Accepted Paper

Climate Change as an Everyday Embodied Experience: Insights from Catalonia   
Mar Coll-Planell (Pompeu Fabra University)

Presentation short abstract

In Catalonia, climate change is embodied through physical and mental distress or solastalgia. Emotions are central in people's everyday lived experiences of climate change. These experiences vary based on social positions, including gender, place of residence, economic situation, and age.
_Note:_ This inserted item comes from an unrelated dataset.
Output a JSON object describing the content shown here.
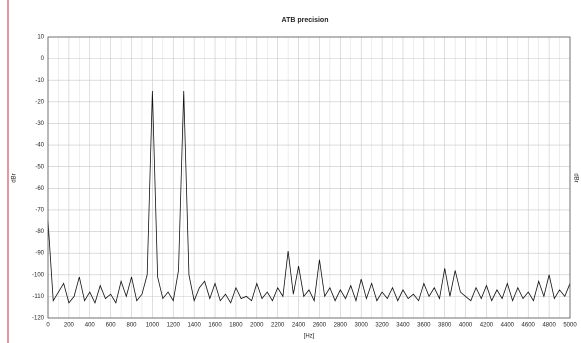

Presentation long abstract

Climate change is an everyday, lived experience rather than a distant threat. This article centres emotions and embodiment to examine how climate change permeates daily life in Catalonia, Spain. Climate Relief Maps used to gather, analyze, and visualize accounts of lived experience from an emotional and intersectional approach—with focus group discussions. These methods surface the emotional geographies of climate change’s impacts, delving into how bodies and everyday places are altered.

Findings reveal four main pathways through which climate change becomes embodied: (1) physical and mental distress, including heat-related strain, anxiety, and fatigue; (2) loss of sense of place as landscapes, seasons, and memories feel unsettled; (3) reconfigured social and community spaces and practices, as social life and leisure is reconfigured; and (4) dilemmas between governance and individual agency, as people question their own everyday capacity and responsibility and that of the institutions and macro-level actors.

An intersectional lens shows how these embodied experiences vary by gender, age, health, and residence, among other axes of inequalities. Emotions are not e but active forces shaping coping, adaptation, and claims on institutions. Recognising emotional and embodied impacts clarifies who bears which burdens, how attachments to place are reworked, and what forms of response feel possible or legitimate.

By foregrounding lived experience in a Global North context, the study offers a grounded account of climate realities that often remain invisible to policy. It calls for just policies that account for embodied realities and emotions as central.